Ontario's Progressive Conservative government announced Wednesday that the province's sex-ed curriculum, updated in 2015, will be replaced. In the mean time, the old curriculum — a version from 1998 — will be taught to kids.
Doug Ford campaigned on a promise to scrap the revamped curriculum, which included new classroom discussions on topics including consent, same-sex marriages, online bullying, and sexting.
They're examples of conversations that have become mainstream in the last 20 years — but they won't be reflected in the Ontario curriculum when students head back to school in September.
Twenty years. A lot has happened in that time.
1998: Sam Oosterhoff celebrated his 1st birthday
And now the Tory MPP is Ontario's new parliamentary assistant to the minister of education.
1999: Ricky Martin embarks on a successful solo career
2000: People realize the Y2K bug, aka Millennium Bug, was NBD
The world survives with its computer networks intact.
2001: Destiny's Child drops "Bootylicious"
2002: "The Osbournes" premiered on MTV
You can thank the "Prince of Darkness" for ushering in a new age of reality TV.
2003: Mark Zuckerberg launches Facemash
Facemash was the precursor to Facebook that allowed users to rate a same-sex lineup of people on their attractiveness.
2004: "The Apprentice" premieres on ABC
2005: Canada legalizes same-sex marriage
The Civil Marriage Act became law on July 20, 2005, making Canada the first country outside Europe to legalize same-sex marriage.
2006: Astronomers strip Pluto's "planet" status
Your planetary ruse was up, Pluto.
2007: Apple releases its first-generation iPhone
The U.K. released a report the same year, warning that the number of children victimized by cyberbullying doubled in year.
2008: Canadian release of the iPhone
Rogers becomes the first telecom provider to carry the new smartphone.
2009: Study suggests 59 per cent of Ontario teens have had sex
A study commissioned by Planned Parenthood and three Ontario universities recommended educators create a "school environment and sexual health curriculum that challenges transphobia and homophobia and that is inclusive of sexually diverse students."
2010: Tessa Virtue and Scott Moir win Olympic gold
It was the first time North Americans had done so in the history of the ice dance program.
2011: Senate page Brigette DePape holds her silent protest
DePape unrolled a sign that read "Stop Harper" during the 41st Parliament's Speech from the Throne.

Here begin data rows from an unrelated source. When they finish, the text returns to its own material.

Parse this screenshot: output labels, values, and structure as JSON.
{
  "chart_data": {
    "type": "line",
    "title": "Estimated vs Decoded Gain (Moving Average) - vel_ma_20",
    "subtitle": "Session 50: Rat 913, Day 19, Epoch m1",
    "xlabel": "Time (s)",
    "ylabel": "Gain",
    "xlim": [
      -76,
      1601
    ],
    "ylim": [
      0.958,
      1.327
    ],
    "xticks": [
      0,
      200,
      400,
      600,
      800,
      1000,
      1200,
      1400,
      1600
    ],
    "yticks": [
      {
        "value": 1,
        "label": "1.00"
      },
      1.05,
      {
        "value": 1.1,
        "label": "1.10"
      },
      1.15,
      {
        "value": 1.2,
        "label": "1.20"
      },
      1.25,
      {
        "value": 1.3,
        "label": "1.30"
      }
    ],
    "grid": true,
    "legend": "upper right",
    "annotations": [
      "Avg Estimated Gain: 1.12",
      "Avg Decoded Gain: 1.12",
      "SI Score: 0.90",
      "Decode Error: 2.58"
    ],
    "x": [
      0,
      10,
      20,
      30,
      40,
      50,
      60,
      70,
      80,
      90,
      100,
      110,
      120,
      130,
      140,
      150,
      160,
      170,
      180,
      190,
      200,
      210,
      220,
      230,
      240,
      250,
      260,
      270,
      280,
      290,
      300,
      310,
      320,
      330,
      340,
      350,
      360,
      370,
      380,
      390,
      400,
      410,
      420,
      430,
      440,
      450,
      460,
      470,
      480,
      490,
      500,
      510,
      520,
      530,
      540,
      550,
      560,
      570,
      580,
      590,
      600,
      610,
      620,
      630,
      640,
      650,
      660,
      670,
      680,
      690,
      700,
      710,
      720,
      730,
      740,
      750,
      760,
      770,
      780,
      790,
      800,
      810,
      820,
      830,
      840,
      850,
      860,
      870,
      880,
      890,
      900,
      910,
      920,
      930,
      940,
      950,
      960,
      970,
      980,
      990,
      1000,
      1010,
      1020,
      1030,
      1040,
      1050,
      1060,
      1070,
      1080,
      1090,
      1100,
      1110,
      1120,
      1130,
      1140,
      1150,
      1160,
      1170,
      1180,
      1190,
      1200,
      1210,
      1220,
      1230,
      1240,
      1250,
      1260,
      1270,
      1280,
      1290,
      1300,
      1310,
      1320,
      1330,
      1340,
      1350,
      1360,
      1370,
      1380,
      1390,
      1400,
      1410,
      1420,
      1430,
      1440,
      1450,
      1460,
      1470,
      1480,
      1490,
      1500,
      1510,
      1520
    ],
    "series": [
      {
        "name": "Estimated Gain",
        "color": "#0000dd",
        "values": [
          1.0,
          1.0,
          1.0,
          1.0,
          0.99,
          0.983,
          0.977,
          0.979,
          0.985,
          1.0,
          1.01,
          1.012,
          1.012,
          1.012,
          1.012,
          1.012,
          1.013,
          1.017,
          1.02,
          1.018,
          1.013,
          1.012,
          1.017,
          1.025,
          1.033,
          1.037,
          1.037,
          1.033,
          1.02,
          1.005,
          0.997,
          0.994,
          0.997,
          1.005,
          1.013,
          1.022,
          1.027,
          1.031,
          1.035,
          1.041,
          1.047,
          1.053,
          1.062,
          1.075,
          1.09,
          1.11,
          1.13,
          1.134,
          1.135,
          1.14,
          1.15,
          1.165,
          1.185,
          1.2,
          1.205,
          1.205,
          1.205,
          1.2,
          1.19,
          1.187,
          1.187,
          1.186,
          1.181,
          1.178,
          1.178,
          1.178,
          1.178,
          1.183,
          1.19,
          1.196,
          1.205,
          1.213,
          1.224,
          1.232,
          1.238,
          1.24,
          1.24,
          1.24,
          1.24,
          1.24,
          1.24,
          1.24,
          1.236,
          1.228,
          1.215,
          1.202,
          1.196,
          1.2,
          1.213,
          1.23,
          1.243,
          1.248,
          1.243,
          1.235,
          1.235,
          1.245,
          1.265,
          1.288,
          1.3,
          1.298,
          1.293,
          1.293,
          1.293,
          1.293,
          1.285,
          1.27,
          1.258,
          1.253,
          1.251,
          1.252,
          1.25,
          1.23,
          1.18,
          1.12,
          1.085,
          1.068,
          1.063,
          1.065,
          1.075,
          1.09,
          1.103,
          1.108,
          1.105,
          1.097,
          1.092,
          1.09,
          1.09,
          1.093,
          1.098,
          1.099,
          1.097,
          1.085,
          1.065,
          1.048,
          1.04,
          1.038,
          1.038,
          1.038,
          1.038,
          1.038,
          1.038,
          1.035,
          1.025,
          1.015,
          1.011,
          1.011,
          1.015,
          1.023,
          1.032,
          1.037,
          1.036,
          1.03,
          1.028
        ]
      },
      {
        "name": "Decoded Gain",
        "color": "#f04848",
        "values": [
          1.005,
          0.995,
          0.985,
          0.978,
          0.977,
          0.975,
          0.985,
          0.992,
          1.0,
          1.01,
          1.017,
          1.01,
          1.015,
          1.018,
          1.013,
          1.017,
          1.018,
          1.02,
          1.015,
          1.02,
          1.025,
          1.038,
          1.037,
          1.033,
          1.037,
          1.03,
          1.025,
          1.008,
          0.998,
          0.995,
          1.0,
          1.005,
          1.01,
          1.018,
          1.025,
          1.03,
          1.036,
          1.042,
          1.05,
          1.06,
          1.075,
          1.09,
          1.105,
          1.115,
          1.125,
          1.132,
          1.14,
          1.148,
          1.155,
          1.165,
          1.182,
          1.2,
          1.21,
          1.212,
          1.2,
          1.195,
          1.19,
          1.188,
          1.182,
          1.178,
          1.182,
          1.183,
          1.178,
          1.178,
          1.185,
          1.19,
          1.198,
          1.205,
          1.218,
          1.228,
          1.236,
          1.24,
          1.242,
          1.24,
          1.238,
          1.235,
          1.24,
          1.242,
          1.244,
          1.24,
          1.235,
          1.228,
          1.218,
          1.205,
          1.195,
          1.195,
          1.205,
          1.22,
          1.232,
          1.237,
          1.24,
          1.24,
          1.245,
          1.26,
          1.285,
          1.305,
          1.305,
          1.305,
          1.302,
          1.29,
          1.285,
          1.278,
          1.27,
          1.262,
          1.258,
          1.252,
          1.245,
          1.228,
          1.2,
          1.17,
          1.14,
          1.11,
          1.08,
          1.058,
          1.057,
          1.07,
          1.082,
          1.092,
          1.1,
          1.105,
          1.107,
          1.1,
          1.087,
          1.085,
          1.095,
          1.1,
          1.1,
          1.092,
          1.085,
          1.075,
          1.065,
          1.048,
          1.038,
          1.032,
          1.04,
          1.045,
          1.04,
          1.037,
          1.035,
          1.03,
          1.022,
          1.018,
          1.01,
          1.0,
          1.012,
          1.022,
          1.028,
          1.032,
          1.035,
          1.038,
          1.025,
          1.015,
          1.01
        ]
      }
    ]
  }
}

"I felt I needed to do it because I felt really discouraged and disempowered by the direction the government was headed and feeling like it's really going against the interests of the majority of people in this country," she told CTV News at the time.
2012: Amanda Todd's death makes online bullying an international discussion
2013: Rehtaeh Parsons' death prompts national conversation about online bullying and sexual assault
The Halifax teen died after being hospitalized after attempting suicide following being bullied online. Her family said pictures of the teen being sexually assaulted at a party were circulated at her school.
2014: The Ontario government launches province-wide consultations to update its sex-ed curriculum
They surveyed 4,000 parents of elementary school children about proposed changes, plus educators and experts.
2015: Abortion pill Mifegymiso is approved for use in Canada
On top of Health Canada giving the OK on the new abortion drug Mifegymiso (RU-486), 2015 is also the same year the federal government's cyberbully law (Bill C-13) also came into effect.
2016: Ontario begins teaching its new sex-ed curriculum
2017: Canada's gender identity bill becomes law and #MeToo becomes a movement
2018: Doug Ford's Ontario's PCs win a majority government
The former Toronto councillor's win ended 15 years of Liberal rule in Ontario.
On Wednesday, the first official day of the new PC government, Education Minister Lisa Thompson formally announced the decision to repeal the revised sex-ed curriculum. The move drops classroom discussions about social changes that have changed human behaviour over the past two decades.
"The sex-ed component is going to be reverted back to the manner in which it was prior to the changes that were introduced by the Liberal government," she said, prompting Ontarians to shake their heads and wonder if the last 20 years was all a dream.